Hong Kong’s securities regulator has banned one-time password logins for crypto trading platforms. The rule targets phishing scams behind a surge in the region’s cybersecurity incidents.
The Securities and Futures Commission issued a circular. It orders internet brokers and crypto trading platforms to drop SMS, email, and app-based OTPs.
Platforms must switch client logins and device binding to passkeys and other phishing-resistant methods. Operators have 12 months to comply, though large brokers must switch immediately. The SFC flagged OTP risks back in February 2025 guidance. This circular now makes that shift mandatory.
Phishing Fuels a Record Year for Cyber Incidents
Hong Kong logged 15,877 cybersecurity incidents in 2025. The SFC says that marks a 27% jump from the prior year. Phishing accounted for 57% of those cases. Botnet attacks followed at 18%, and malware trailed at 15%.
The 2025 total is more than double the 7,752 incidents logged in 2023.
Global phishing losses tied to crypto wallets hit roughly $306 million during Q1 2026 alone. Consequently, that figure pushed the SFC toward action. Attackers increasingly rely on stolen credentials rather than technical exploits to target crypto users. BeInCrypto tracked a similar pattern this month, as a phishing signature drained $999,999 in USDT from a single Ethereum wallet.
New Rules Push Crypto Platforms Toward Passkeys
Platforms must flag suspicious logins, trades, and withdrawals. They must notify clients of key account events, too. The SFC’s Eric Yip said firms need robust authentication paired with fast incident response. Still, prevention alone rarely stops a determined attacker, he added.

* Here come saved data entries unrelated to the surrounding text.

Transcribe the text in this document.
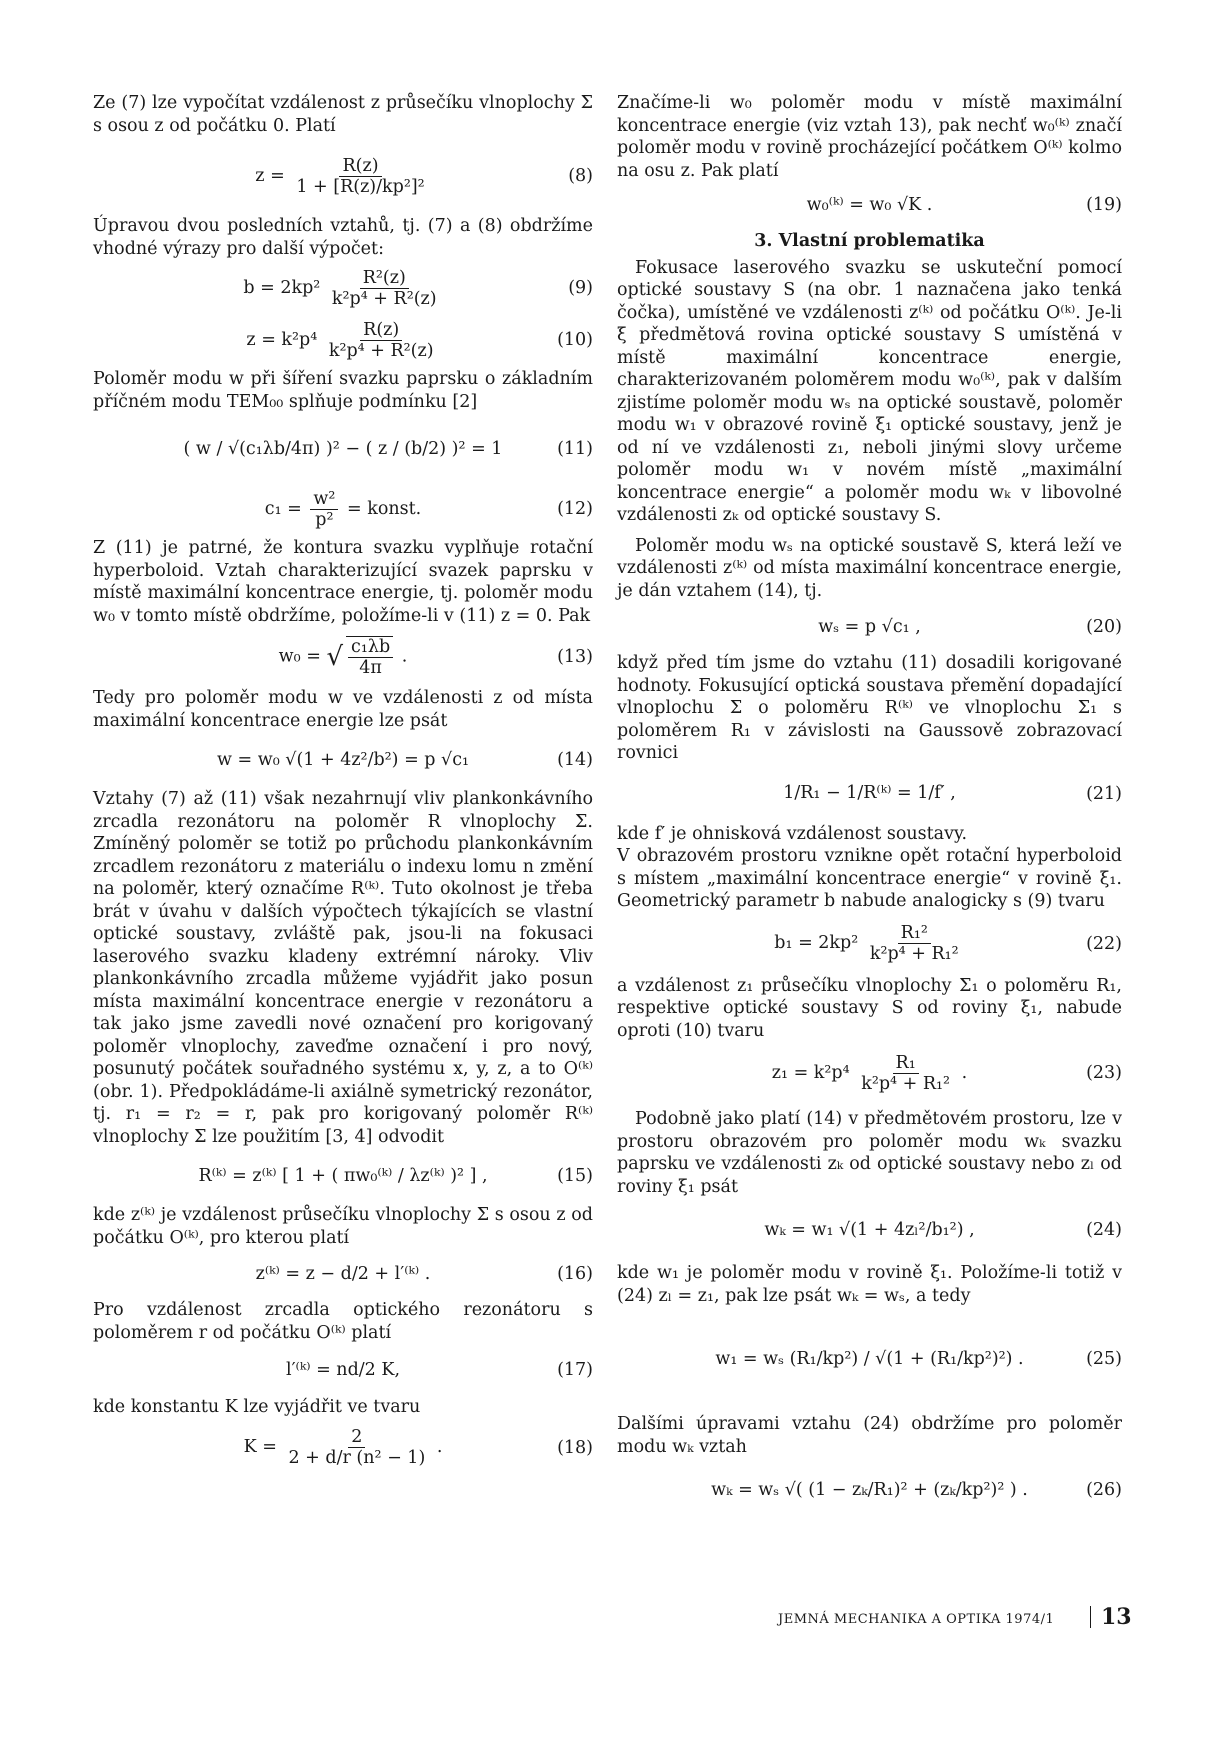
Ze (7) lze vypočítat vzdálenost z průsečíku vlnoplochy Σ s osou z od počátku 0. Platí

$z = \frac{R(z)}{\text{1 + [R(z)/kp²]²}}$	(8)

Úpravou dvou posledních vztahů, tj. (7) a (8) obdržíme vhodné výrazy pro další výpočet:

$b = 2kp^2 \frac{\text{R²(z)}}{\text{k²p⁴ + R²(z)}}$	(9)
$z = k^2p^4 \frac{R(z)}{\text{k²p⁴ + R²(z)}}$	(10)

Poloměr modu w při šíření svazku paprsku o základním příčném modu TEM₀₀ splňuje podmínku [2]

( w / √(c₁λb/4π) )² − ( z / (b/2) )² = 1	(11)
$c_1 = \frac{\text{w²}}{\text{p²}}$ = konst.	(12)

Z (11) je patrné, že kontura svazku vyplňuje rotační hyperboloid. Vztah charakterizující svazek paprsku v místě maximální koncentrace energie, tj. poloměr modu w₀ v tomto místě obdržíme, položíme-li v (11) z = 0. Pak

w₀ = √ $\frac{\text{c₁λb}}{4\pi}$ .	(13)

Tedy pro poloměr modu w ve vzdálenosti z od místa maximální koncentrace energie lze psát

w = w₀ √(1 + 4z²/b²) = p √c₁	(14)

Vztahy (7) až (11) však nezahrnují vliv plankonkávního zrcadla rezonátoru na poloměr R vlnoplochy Σ. Zmíněný poloměr se totiž po průchodu plankonkávním zrcadlem rezonátoru z materiálu o indexu lomu n změní na poloměr, který označíme R⁽ᵏ⁾. Tuto okolnost je třeba brát v úvahu v dalších výpočtech týkajících se vlastní optické soustavy, zvláště pak, jsou-li na fokusaci laserového svazku kladeny extrémní nároky. Vliv plankonkávního zrcadla můžeme vyjádřit jako posun místa maximální koncentrace energie v rezonátoru a tak jako jsme zavedli nové označení pro korigovaný poloměr vlnoplochy, zaveďme označení i pro nový, posunutý počátek souřadného systému x, y, z, a to O⁽ᵏ⁾ (obr. 1). Předpokládáme-li axiálně symetrický rezonátor, tj. r₁ = r₂ = r, pak pro korigovaný poloměr R⁽ᵏ⁾ vlnoplochy Σ lze použitím [3, 4] odvodit

R⁽ᵏ⁾ = z⁽ᵏ⁾ [ 1 + ( πw₀⁽ᵏ⁾ / λz⁽ᵏ⁾ )² ] ,	(15)

kde z⁽ᵏ⁾ je vzdálenost průsečíku vlnoplochy Σ s osou z od počátku O⁽ᵏ⁾, pro kterou platí

z⁽ᵏ⁾ = z − d/2 + l′⁽ᵏ⁾ .	(16)

Pro vzdálenost zrcadla optického rezonátoru s poloměrem r od počátku O⁽ᵏ⁾ platí

l′⁽ᵏ⁾ = nd/2 K,	(17)

kde konstantu K lze vyjádřit ve tvaru

$K = \frac{2}{\text{2 + d/r (n² − 1)}}$ .	(18)

Značíme-li w₀ poloměr modu v místě maximální koncentrace energie (viz vztah 13), pak nechť w₀⁽ᵏ⁾ značí poloměr modu v rovině procházející počátkem O⁽ᵏ⁾ kolmo na osu z. Pak platí

w₀⁽ᵏ⁾ = w₀ √K .	(19)
3. Vlastní problematika

Fokusace laserového svazku se uskuteční pomocí optické soustavy S (na obr. 1 naznačena jako tenká čočka), umístěné ve vzdálenosti z⁽ᵏ⁾ od počátku O⁽ᵏ⁾. Je-li ξ předmětová rovina optické soustavy S umístěná v místě maximální koncentrace energie, charakterizovaném poloměrem modu w₀⁽ᵏ⁾, pak v dalším zjistíme poloměr modu wₛ na optické soustavě, poloměr modu w₁ v obrazové rovině ξ₁ optické soustavy, jenž je od ní ve vzdálenosti z₁, neboli jinými slovy určeme poloměr modu w₁ v novém místě „maximální koncentrace energie“ a poloměr modu wₖ v libovolné vzdálenosti zₖ od optické soustavy S.

Poloměr modu wₛ na optické soustavě S, která leží ve vzdálenosti z⁽ᵏ⁾ od místa maximální koncentrace energie, je dán vztahem (14), tj.

wₛ = p √c₁ ,	(20)

když před tím jsme do vztahu (11) dosadili korigované hodnoty. Fokusující optická soustava přemění dopadající vlnoplochu Σ o poloměru R⁽ᵏ⁾ ve vlnoplochu Σ₁ s poloměrem R₁ v závislosti na Gaussově zobrazovací rovnici

1/R₁ − 1/R⁽ᵏ⁾ = 1/f′ ,	(21)

kde f′ je ohnisková vzdálenost soustavy.

V obrazovém prostoru vznikne opět rotační hyperboloid s místem „maximální koncentrace energie“ v rovině ξ₁. Geometrický parametr b nabude analogicky s (9) tvaru

$b_1 = 2kp^2 \frac{\text{R₁²}}{\text{k²p⁴ + R₁²}}$	(22)

a vzdálenost z₁ průsečíku vlnoplochy Σ₁ o poloměru R₁, respektive optické soustavy S od roviny ξ₁, nabude oproti (10) tvaru

$z_1 = k^2p^4 \frac{\text{R₁}}{\text{k²p⁴ + R₁²}}$ .	(23)

Podobně jako platí (14) v předmětovém prostoru, lze v prostoru obrazovém pro poloměr modu wₖ svazku paprsku ve vzdálenosti zₖ od optické soustavy nebo zₗ od roviny ξ₁ psát

wₖ = w₁ √(1 + 4zₗ²/b₁²) ,	(24)

kde w₁ je poloměr modu v rovině ξ₁. Položíme-li totiž v (24) zₗ = z₁, pak lze psát wₖ = wₛ, a tedy

w₁ = wₛ (R₁/kp²) / √(1 + (R₁/kp²)²) .	(25)

Dalšími úpravami vztahu (24) obdržíme pro poloměr modu wₖ vztah

wₖ = wₛ √( (1 − zₖ/R₁)² + (zₖ/kp²)² ) .	(26)
JEMNÁ MECHANIKA A OPTIKA 1974/1 13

Meanwhile, decentralized crypto platforms face similar threats. A fake airdrop phishing scam recently drained $12,300 from a HyperSwap user in under 90 seconds. Similarly, a fake Uniswap phishing site pulled roughly $400,000 from multiple wallets around the same time. These cases show the OTP ban addresses only part of a broader credential theft problem facing the crypto industry.
Global Regulators Face Same Phishing Pressure
The SFC now holds senior management directly liable for client losses. In addition, weak cybersecurity controls will trigger that liability, a stricter standard than prior guidance. Firms that miss the 12-month deadline risk enforcement action and reputational damage across the crypto sector. Large brokers face immediate scrutiny under the new deadline.
Regulators elsewhere face the same phishing pressure. The FBI’s global cybercrime crackdown and Tether’s crypto crime asset freezes with TRON’s T3 unit both target networks built on stolen credentials. Hong Kong’s ban now raises a clear question for peers in Singapore, the UK, and beyond. Will other regulators follow with their own phishing-resistant mandates, or wait for losses to mount first?